Penjelasan Donny Gahral menjadi perhatian publik. Apalagi detik.com bahkan membuat judul : Istana Luruskan Pernyataan Menhub Soal Izinkan Lagi Transportasi Beroperasi.

Judul itu kemudian diubah menjadi: Penjelasan Istana soal Pernyataan Menhub Izinkan Lagi Transportasi Beroperasi.

Sampai disini masalahnya jadi menarik. Mengapa KSP harus turun tangan.
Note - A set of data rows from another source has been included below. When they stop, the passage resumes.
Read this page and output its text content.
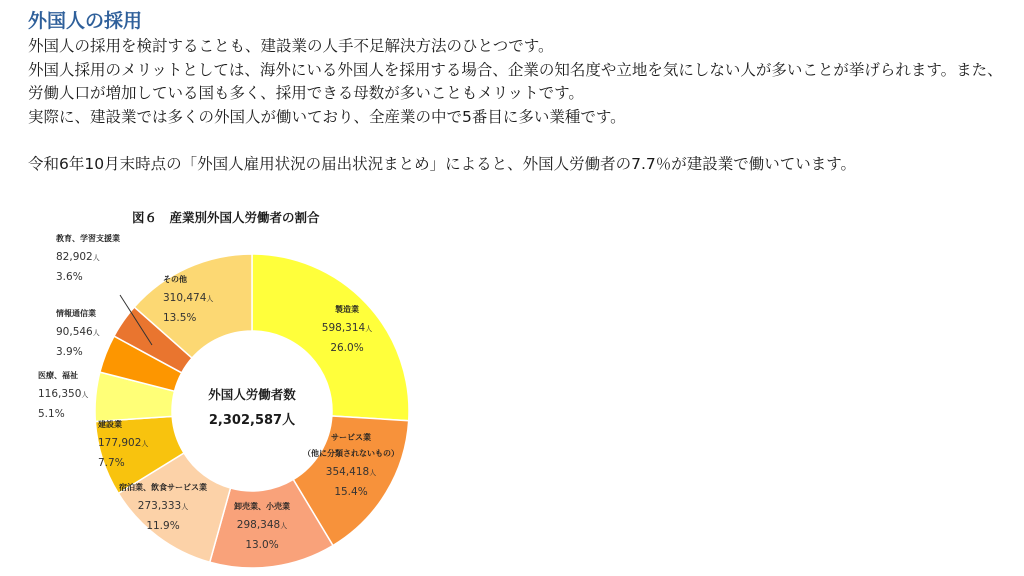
外国人の採用

外国人の採用を検討することも、建設業の人手不足解決方法のひとつです。

外国人採用のメリットとしては、海外にいる外国人を採用する場合、企業の知名度や立地を気にしない人が多いことが挙げられます。また、労働人口が増加している国も多く、採用できる母数が多いこともメリットです。

実際に、建設業では多くの外国人が働いており、全産業の中で5番目に多い業種です。

令和6年10月末時点の「外国人雇用状況の届出状況まとめ」によると、外国人労働者の7.7％が建設業で働いています。

図６　産業別外国人労働者の割合
製造業
598,314人
26.0%
サービス業
（他に分類されないもの）
354,418人
15.4%
卸売業、小売業
298,348人
13.0%
宿泊業、飲食サービス業
273,333人
11.9%
建設業
177,902人
7.7%
医療、福祉
116,350人
5.1%
情報通信業
90,546人
3.9%
教育、学習支援業
82,902人
3.6%	その他
310,474人
13.5%
外国人労働者数
2,302,587人
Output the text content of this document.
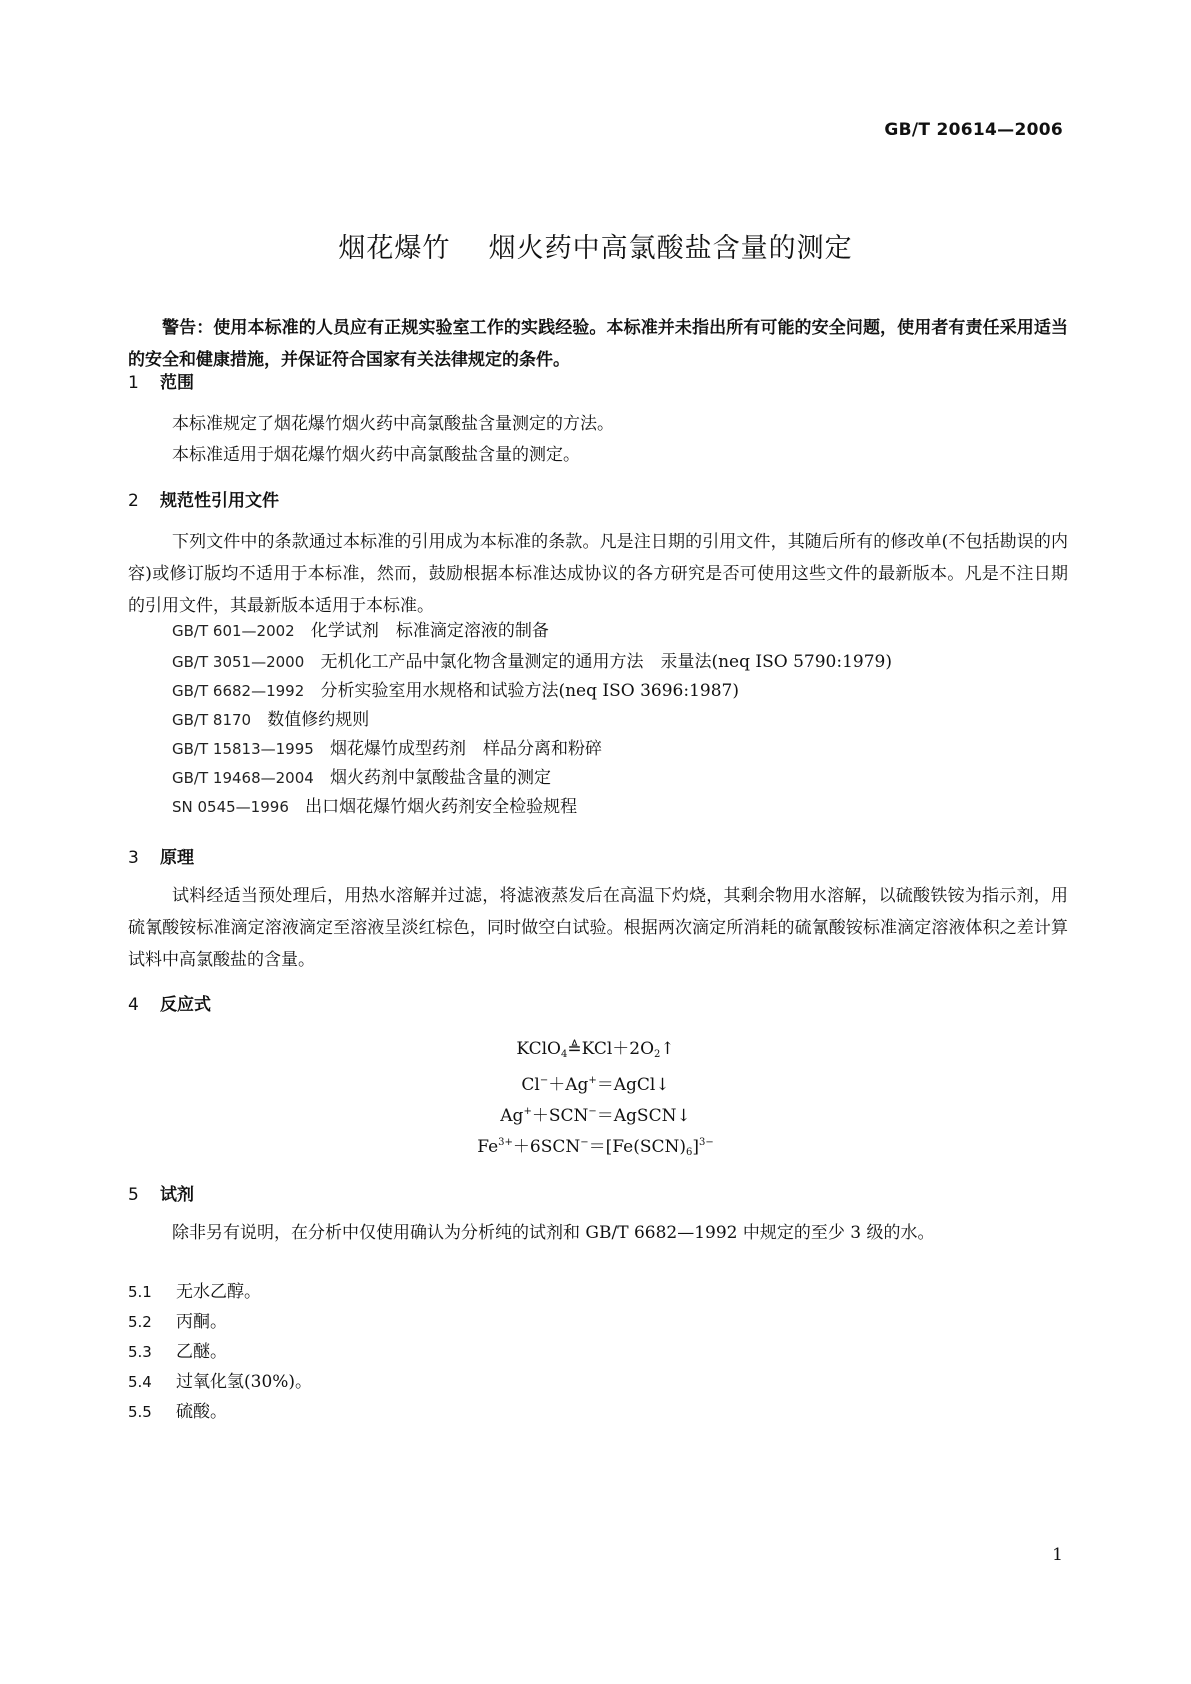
GB/T 20614—2006
烟花爆竹 烟火药中高氯酸盐含量的测定
警告：使用本标准的人员应有正规实验室工作的实践经验。本标准并未指出所有可能的安全问题，使用者有责任采用适当的安全和健康措施，并保证符合国家有关法律规定的条件。
1 范围
本标准规定了烟花爆竹烟火药中高氯酸盐含量测定的方法。
本标准适用于烟花爆竹烟火药中高氯酸盐含量的测定。
2 规范性引用文件
下列文件中的条款通过本标准的引用成为本标准的条款。凡是注日期的引用文件，其随后所有的修改单(不包括勘误的内容)或修订版均不适用于本标准，然而，鼓励根据本标准达成协议的各方研究是否可使用这些文件的最新版本。凡是不注日期的引用文件，其最新版本适用于本标准。
GB/T 601—2002 化学试剂　标准滴定溶液的制备
GB/T 3051—2000 无机化工产品中氯化物含量测定的通用方法　汞量法(neq ISO 5790:1979)
GB/T 6682—1992 分析实验室用水规格和试验方法(neq ISO 3696:1987)
GB/T 8170 数值修约规则
GB/T 15813—1995 烟花爆竹成型药剂　样品分离和粉碎
GB/T 19468—2004 烟火药剂中氯酸盐含量的测定
SN 0545—1996 出口烟花爆竹烟火药剂安全检验规程
3 原理
试料经适当预处理后，用热水溶解并过滤，将滤液蒸发后在高温下灼烧，其剩余物用水溶解，以硫酸铁铵为指示剂，用硫氰酸铵标准滴定溶液滴定至溶液呈淡红棕色，同时做空白试验。根据两次滴定所消耗的硫氰酸铵标准滴定溶液体积之差计算试料中高氯酸盐的含量。
4 反应式
$KClO_4≜KCl+2O_2↑$
Cl−＋Ag+＝AgCl↓
Ag+＋SCN−＝AgSCN↓
$Fe^{3+}+6SCN^-=[Fe(SCN)_6]^{3-}$
5 试剂
除非另有说明，在分析中仅使用确认为分析纯的试剂和 GB/T 6682—1992 中规定的至少 3 级的水。
5.1 无水乙醇。
5.2 丙酮。
5.3 乙醚。
5.4 过氧化氢(30%)。
5.5 硫酸。
1
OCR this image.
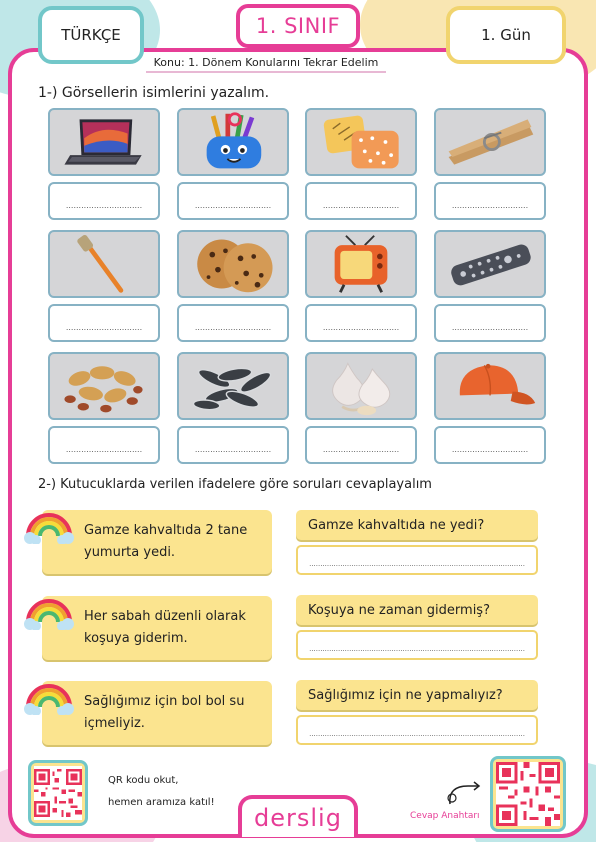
TÜRKÇE	1. SINIF	1. Gün
Konu: 1. Dönem Konularını Tekrar Edelim
1-) Görsellerin isimlerini yazalım.
..............................	..............................	..............................	..............................
..............................	..............................	..............................	..............................
..............................	..............................	..............................	..............................
2-) Kutucuklarda verilen ifadelere göre soruları cevaplayalım
Gamze kahvaltıda 2 tane yumurta yedi.
Gamze kahvaltıda ne yedi?
.................................................................................................
Her sabah düzenli olarak koşuya giderim.
Koşuya ne zaman gidermiş?
.................................................................................................
Sağlığımız için bol bol su içmeliyiz.
Sağlığımız için ne yapmalıyız?
.................................................................................................
QR kodu okut,
hemen aramıza katıl!
derslig	Cevap Anahtarı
Apalagi kalau benar “meluruskan.”  Apalagi yang melakukan itu hanya seorang staf sekelas Donny?

Apa tidak cukup penjelasan Doni Monardo? Dia Kepala Gugus Tugas yang mendapat mandat untuk penanganan Covid. Lebih otoritatif.

Sebagai Kepala BNPB posisinya juga sekelas menteri.

Bila yang menjelaskan dan meluruskan itu Jubir Istana Fadjroel Rachman masih bisa dipahami.  Dia bicara dalam kapasitas Jubir Jokowi. Atas nama Jokowi yang secara hirarki adalah atasan Menhub.

Kalau toh tidak langsung istana, harusnya yang menyampaikan adalah seorang Menko. Kebetulan Menko Luhut sebelumnya sempat menjabat sebagai Menhub ad interim.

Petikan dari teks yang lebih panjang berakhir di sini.